Sea temperatures may drop to 60°F- 72°F (15-22°C) during this time and snorkellers will want a wet suit for prolonged periods in the sea.

 

Quick facts about Ecuador

 

Official name: Republic of Ecuador

Country population: 15,000,000

Capital city: Quito (2.51 million)

Largest cities: Guayaquil, Quito, Cuenca, Machala

Languages: Spanish (official), Quechua

Latitude/Longitude: 2º S, 77º 30 W

Official currency: US dollar

Major industries: bananas, shrimp, oil, gold, roses

Time zone: GMT-5 (Galapagos GMT-6)

Altitude

Being at altitude, especially in the tropics, is usually a pleasure as it isn’t so hot, there are few insects and the air is clear.

However, when gaining altitude, air pressure drops and the amount of oxygen reaching the lungs is reduced. Although we build plenty of acclimatisation time into our itineraries, certain ill-effects are possible. Nevertheless, all of these can be minimised or prevented if care is taken.

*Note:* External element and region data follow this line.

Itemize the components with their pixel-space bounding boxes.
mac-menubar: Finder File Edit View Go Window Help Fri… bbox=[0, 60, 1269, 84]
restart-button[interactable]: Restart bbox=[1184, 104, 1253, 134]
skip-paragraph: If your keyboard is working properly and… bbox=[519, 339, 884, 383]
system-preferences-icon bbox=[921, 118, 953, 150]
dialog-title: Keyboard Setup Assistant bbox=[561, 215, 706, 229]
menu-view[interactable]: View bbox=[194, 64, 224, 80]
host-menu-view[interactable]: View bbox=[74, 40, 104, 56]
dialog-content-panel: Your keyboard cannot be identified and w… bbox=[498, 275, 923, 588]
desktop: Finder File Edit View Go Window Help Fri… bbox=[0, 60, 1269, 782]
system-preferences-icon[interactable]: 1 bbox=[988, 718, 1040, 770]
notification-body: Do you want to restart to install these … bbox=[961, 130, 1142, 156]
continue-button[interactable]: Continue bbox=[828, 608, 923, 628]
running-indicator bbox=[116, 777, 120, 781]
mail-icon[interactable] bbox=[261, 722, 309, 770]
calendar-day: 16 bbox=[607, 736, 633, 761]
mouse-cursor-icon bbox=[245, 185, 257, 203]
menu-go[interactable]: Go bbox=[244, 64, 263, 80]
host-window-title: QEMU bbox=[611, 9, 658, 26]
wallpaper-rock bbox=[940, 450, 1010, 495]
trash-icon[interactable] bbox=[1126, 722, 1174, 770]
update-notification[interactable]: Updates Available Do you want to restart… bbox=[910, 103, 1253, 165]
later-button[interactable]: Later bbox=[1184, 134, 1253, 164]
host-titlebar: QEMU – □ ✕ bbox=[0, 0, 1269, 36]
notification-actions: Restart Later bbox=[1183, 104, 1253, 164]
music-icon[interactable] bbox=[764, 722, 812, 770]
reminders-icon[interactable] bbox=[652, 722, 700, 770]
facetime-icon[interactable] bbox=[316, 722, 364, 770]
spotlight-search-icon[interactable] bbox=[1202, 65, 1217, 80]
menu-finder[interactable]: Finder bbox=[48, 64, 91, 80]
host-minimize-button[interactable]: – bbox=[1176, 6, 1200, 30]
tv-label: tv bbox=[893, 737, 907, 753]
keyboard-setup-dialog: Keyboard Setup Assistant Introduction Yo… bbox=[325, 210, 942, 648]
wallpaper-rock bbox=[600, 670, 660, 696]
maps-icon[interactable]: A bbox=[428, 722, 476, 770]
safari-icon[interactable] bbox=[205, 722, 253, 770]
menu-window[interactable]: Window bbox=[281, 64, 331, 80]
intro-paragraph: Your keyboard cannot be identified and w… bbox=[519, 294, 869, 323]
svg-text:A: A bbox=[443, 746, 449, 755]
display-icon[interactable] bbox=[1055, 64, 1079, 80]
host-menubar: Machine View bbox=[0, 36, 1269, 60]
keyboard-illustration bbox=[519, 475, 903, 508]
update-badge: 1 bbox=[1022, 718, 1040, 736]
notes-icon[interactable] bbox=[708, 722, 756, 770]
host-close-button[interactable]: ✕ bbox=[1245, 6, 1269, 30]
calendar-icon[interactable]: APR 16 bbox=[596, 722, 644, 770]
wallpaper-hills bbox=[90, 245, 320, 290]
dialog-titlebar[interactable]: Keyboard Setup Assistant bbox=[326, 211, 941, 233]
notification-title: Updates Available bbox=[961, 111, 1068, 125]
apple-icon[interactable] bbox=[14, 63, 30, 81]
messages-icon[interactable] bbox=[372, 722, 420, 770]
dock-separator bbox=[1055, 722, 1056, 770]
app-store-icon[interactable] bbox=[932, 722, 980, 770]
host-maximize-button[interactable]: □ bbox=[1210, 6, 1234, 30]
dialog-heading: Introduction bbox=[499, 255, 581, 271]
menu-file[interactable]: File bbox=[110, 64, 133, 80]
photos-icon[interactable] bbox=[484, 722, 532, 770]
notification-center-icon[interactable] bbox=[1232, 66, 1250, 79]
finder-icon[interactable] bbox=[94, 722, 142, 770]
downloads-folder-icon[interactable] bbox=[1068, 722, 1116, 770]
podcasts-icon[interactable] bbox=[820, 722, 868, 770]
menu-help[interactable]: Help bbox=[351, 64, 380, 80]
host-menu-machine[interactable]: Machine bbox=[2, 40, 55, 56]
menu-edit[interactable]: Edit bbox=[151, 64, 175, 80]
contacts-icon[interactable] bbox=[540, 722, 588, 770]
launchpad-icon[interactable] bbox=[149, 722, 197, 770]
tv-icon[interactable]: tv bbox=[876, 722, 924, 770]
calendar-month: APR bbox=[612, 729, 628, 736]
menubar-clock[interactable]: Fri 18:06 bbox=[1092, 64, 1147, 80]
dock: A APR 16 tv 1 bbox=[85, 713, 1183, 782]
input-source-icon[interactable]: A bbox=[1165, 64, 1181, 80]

On reaching heights above 2,500m (approx. 8,200 ft), especially when ascent has been straight from sea level, heart pounding, mild headache and shortness of breath are normal, especially on exertion.

Acute mountain sickness (AMS) is a syndrome known locally as soroche, whose symptoms can include of bad headache, dizziness and nausea).

To avoid AMS, you should:

  • Rest for a few hours on arrival at altitude and take it easy for the first couple of days. Note: you may feel fine on arrival and tempted to exert yourself as normal. Don’t be fooled: you might be benefiting from oxygen brought in your blood from sea level.
  • Drink plenty of water to avoid dehydration (altitude is a diuretic). Coca tea (mate de coca) helps alleviate symptoms.
  • Eat light meals, with high carbohydrate and low fat and protein content. Dine early, allowing digestion time pre-sleep.
  • Avoid over-exposure to the strong highland sun (UV rays are very powerful) – especially in the early stages – making sure you wear a broad brimmed sunhat. Apply lip-salve to prevent chapped lips.
  • Avoid or minimise consumption of cigarettes and alcohol. Avoid sleeping pills.
  • If you do get AMS: Rest, take non-aspirin painkillers (for headache) and coca tea. Symptoms should subside after a day or two.
  • Pregnant women, people with a history of heart, lung, kidney or blood disease or blood pressure problems, should consult their doctor before traveling to high altitude.

Responsible Travel - our ethos

Andean Trails believes in Responsible Travel and actively supports several community projects.

Please see Our Advice and Our Ethos for more, and learn about the Projects We Support.

We operate the Inca Trail, our treks and tours with local firms.

We make sure that on our tours and Inca Trail we employ local staff, who are paid fair wages.

With the Inca Trail, We provide free life insurance to all of our porters. Tented accommodation and meals are provided for all trekking staff as well as foam mats, sleeping bags and rain ponchos. We have also provided the staff with trekking shoes. We ensure our porters carry a maximum of only 20kg. We offer them backpacks and they generally use back supports.

Clean burning fuel is used to cook the meals on the Inca Trail and porters carry gas stoves and butane bottles. We use biodegradable detergents when washing the cooking and eating utensils. If any part of our tour or trek is operated by another company, we try to ensure that high standards are maintained.

Our additional support helps the Huchuy Yachaq project which supports children and families in one of the poorest communities in the district of Cusco.